米国政府が、半導体の情報提供の期限としている11月8日を約2週間後に控え、サムスン電子やSKハイニックスなどのグローバル半導体製造社企業を露骨に圧迫している。
米政府が資料提供に協力しない場合は強制的手段に出ることを再び強調し、米国側の要求には応じるが、顧客企業関連の重要資料は除外する方向で決めていた韓国側の交渉戦略が通用するか不透明になった。サムスン電子のファウンドリ(半導体委託生産)競合社であるインテルが、大規模な投資支援を要求するなど米国政府と協力関係を強化している中で、米国内の競合社への機密情報の流出を懸念する韓国の製造社の苦悩が一段と大きくなっている模様だ。韓国ファイナンシャルニュースが報じた。
■米商務部「半導体情報公開」圧迫
24日、関連業界によると、米国商務部は最近、対外行事での公開発言や外信のインタビューなどを通じて、半導体製造社から内部情報を提供してもらい、半導体供給網の透明性を高めるという従来の方針を再確認した。先月24日、ホワイトハウスと商務部は、主要半導体製造社に対し、主要顧客3社と各顧客の注文量、主力製品の在庫、増設計画など重要営業機密が含まれたアンケート資料の提供を要求した。
外信は米国商務部の報道官の言葉を引用し、SKハイニックス、インテル、ゼネラルモーターズ(GM)、インフィニオンなどが近々半導体の関連情報を公開する計画だと報じた。
商務部報道官は「彼らの努力に感謝するとともに、他の企業も加わることを勧める」と述べた。さらに「(情報提供は)自発的なものだが、この情報は供給網の透明性に対する懸念を解消するのに重要だ」とし、「強制措置を行うかどうかは(資料提供に)加わる企業の数と情報の質によって変わってくる」と強調した。GMは「期間内に資料を提供する」と明かしたが、インテルとインフィニオンは回答を拒否した。

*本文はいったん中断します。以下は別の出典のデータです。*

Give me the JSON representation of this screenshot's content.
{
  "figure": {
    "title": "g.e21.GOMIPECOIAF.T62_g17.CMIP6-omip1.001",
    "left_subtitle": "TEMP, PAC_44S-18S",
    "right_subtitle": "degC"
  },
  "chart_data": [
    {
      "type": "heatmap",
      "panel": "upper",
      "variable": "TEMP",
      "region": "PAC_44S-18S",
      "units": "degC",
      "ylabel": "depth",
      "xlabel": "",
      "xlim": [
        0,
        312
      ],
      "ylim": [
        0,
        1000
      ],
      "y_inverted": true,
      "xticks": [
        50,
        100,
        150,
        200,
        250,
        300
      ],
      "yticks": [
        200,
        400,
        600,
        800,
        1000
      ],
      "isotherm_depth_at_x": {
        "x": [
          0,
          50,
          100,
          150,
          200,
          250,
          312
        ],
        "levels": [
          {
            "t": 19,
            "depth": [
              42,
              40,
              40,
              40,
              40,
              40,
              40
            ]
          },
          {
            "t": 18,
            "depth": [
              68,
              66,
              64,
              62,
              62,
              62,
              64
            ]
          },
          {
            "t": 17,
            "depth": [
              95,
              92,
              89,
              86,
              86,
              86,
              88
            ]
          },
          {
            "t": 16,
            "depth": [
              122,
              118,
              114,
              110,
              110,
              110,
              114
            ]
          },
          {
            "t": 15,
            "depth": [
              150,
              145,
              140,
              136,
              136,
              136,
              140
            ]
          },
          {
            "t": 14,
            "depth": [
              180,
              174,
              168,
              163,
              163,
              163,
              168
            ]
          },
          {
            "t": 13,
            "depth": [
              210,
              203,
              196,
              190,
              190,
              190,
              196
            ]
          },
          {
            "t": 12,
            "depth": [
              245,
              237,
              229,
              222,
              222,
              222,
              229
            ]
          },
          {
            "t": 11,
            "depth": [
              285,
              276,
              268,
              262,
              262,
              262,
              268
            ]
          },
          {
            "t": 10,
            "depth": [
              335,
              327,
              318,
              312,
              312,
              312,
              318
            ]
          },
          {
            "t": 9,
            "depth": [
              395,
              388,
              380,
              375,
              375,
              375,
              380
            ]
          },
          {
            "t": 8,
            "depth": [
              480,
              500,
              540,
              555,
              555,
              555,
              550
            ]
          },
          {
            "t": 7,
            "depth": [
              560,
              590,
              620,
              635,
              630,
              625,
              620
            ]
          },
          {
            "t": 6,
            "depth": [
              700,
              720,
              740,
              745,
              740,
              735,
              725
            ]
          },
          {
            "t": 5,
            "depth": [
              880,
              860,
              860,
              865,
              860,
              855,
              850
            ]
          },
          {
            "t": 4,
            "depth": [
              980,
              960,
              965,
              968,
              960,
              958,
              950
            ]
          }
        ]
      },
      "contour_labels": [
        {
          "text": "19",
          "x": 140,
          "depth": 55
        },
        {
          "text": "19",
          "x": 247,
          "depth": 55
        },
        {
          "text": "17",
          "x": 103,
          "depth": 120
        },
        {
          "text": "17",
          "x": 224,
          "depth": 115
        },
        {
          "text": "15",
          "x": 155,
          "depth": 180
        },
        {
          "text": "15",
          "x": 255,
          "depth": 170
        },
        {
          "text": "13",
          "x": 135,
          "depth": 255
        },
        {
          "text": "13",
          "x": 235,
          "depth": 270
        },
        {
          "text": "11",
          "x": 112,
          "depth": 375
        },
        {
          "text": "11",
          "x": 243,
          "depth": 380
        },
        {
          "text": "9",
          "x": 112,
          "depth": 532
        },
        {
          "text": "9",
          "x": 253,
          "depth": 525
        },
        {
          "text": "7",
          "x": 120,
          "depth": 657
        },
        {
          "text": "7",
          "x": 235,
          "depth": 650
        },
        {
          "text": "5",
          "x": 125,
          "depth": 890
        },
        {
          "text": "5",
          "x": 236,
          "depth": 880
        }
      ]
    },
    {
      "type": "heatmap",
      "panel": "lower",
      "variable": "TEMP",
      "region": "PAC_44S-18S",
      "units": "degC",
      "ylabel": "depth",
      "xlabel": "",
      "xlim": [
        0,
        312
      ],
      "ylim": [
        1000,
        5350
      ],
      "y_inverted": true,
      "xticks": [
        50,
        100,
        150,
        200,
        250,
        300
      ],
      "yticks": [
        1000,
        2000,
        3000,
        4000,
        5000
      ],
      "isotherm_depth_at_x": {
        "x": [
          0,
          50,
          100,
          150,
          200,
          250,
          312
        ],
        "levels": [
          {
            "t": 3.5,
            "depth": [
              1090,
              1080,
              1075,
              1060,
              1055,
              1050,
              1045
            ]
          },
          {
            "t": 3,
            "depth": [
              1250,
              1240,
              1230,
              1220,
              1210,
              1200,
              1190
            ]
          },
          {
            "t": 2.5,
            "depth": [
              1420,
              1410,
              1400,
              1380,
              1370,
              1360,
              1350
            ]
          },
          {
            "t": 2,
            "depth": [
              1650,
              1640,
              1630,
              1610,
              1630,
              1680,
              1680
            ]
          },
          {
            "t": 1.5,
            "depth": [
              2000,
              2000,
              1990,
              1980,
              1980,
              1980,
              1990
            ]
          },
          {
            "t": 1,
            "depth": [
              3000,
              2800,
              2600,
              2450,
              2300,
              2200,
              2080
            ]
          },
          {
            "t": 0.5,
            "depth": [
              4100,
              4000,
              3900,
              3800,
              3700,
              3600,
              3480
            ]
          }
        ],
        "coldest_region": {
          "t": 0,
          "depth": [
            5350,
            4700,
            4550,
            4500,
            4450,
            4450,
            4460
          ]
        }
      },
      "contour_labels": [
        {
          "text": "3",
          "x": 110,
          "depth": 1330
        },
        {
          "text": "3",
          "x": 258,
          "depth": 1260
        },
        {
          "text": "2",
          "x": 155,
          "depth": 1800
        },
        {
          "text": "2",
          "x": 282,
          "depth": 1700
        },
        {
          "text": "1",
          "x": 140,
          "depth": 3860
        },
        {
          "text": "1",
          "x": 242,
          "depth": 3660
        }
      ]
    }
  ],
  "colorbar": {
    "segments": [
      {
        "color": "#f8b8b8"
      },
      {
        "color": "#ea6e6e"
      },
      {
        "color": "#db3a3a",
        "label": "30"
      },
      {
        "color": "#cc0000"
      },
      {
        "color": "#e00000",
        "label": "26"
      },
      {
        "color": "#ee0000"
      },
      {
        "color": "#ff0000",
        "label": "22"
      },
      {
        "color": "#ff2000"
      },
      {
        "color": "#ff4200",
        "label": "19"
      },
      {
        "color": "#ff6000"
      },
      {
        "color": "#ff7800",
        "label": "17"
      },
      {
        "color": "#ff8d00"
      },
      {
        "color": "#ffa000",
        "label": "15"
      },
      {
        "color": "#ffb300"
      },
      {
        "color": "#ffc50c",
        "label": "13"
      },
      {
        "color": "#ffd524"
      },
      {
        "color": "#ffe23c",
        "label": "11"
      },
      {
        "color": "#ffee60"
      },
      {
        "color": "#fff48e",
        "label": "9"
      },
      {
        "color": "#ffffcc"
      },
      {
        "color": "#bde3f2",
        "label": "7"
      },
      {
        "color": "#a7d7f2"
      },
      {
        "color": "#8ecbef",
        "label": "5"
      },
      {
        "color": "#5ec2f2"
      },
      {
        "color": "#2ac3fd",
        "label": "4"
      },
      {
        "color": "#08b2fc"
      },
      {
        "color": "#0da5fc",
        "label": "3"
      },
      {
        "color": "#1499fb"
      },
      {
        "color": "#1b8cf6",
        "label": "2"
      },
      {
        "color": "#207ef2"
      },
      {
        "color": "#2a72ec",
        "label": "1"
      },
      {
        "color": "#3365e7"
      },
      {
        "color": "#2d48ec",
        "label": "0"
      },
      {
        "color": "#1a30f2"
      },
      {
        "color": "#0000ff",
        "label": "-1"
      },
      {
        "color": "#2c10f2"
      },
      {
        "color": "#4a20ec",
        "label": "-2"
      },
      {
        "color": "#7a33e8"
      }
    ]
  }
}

SKハイニックスの関係者は、このような米国政府の発言に対し「確認できていない」と述べた。
米国商務部のジーナ・レモンド長官も20日(現地時間)に行われたミルケン・グローバルカンファレンスで、半導体製造社の情報提供を通じて供給網の透明性を高めれば、今後6~12カ月以内に半導体のボトルネックが大きく改善されると強調した。
■期限まで企業間の熾烈な神経戦
このように米国政府が企業から敏感な半導体の内部情報を必ず提供させるという意思を示したことで、韓国側の対応も複雑になっている。サムスン電子とSKハイニックスは、韓国政府との疎通を強化し、契約上の秘密維持条項や国内法に抵触するかなどを踏まえて資料提供に応じるかどうかを検討している。
韓国の製造社にとっては、半導体関連の重要資料の提供は絶対に譲れない事案だ。企業の極秘資料が外部に流れれば、顧客企業との価格交渉などにおいて不利になるうえ、法的な紛争になる可能性もある。また、ファウンドリ事業の投資を強化し、米国政府との協力関係を固めているインテルなど米国内の企業に情報が流出する可能性も排除できない。インテルは、サムスン電子やTSMCなどの海外企業は補助金支給対象から除外したまま、下院に係留中の520億ドル(約61兆ウォン、約5兆9151億円)規模の半導体生産促進法(CHIPS)の可決を要求し、全方位ロビーを繰り広げている。
米国政府が冷戦時代の軍需法である「国防生産法」まで念頭に置いて半導体製造社を圧迫するのは、米国主導でグローバル半導体供給網を再編したいという思惑があるためだ。そのため米国側との交渉は容易ではないとの見方が出ている。韓国企業は期限直前まで台湾のTSMCなど他の製造社の対応を見て資料提供範囲を決めると見られる。TSMCは顧客企業関連の重要情報を提供するのは難しいという立場だ。
半導体業界関係者は「営業機密の提供は企業だけでなく、市場全体が揺れる揮発性の高い事案」とし、「期限ぎりぎりまで半導体製造社間の神経戦が熾烈になるだろう」と述べた。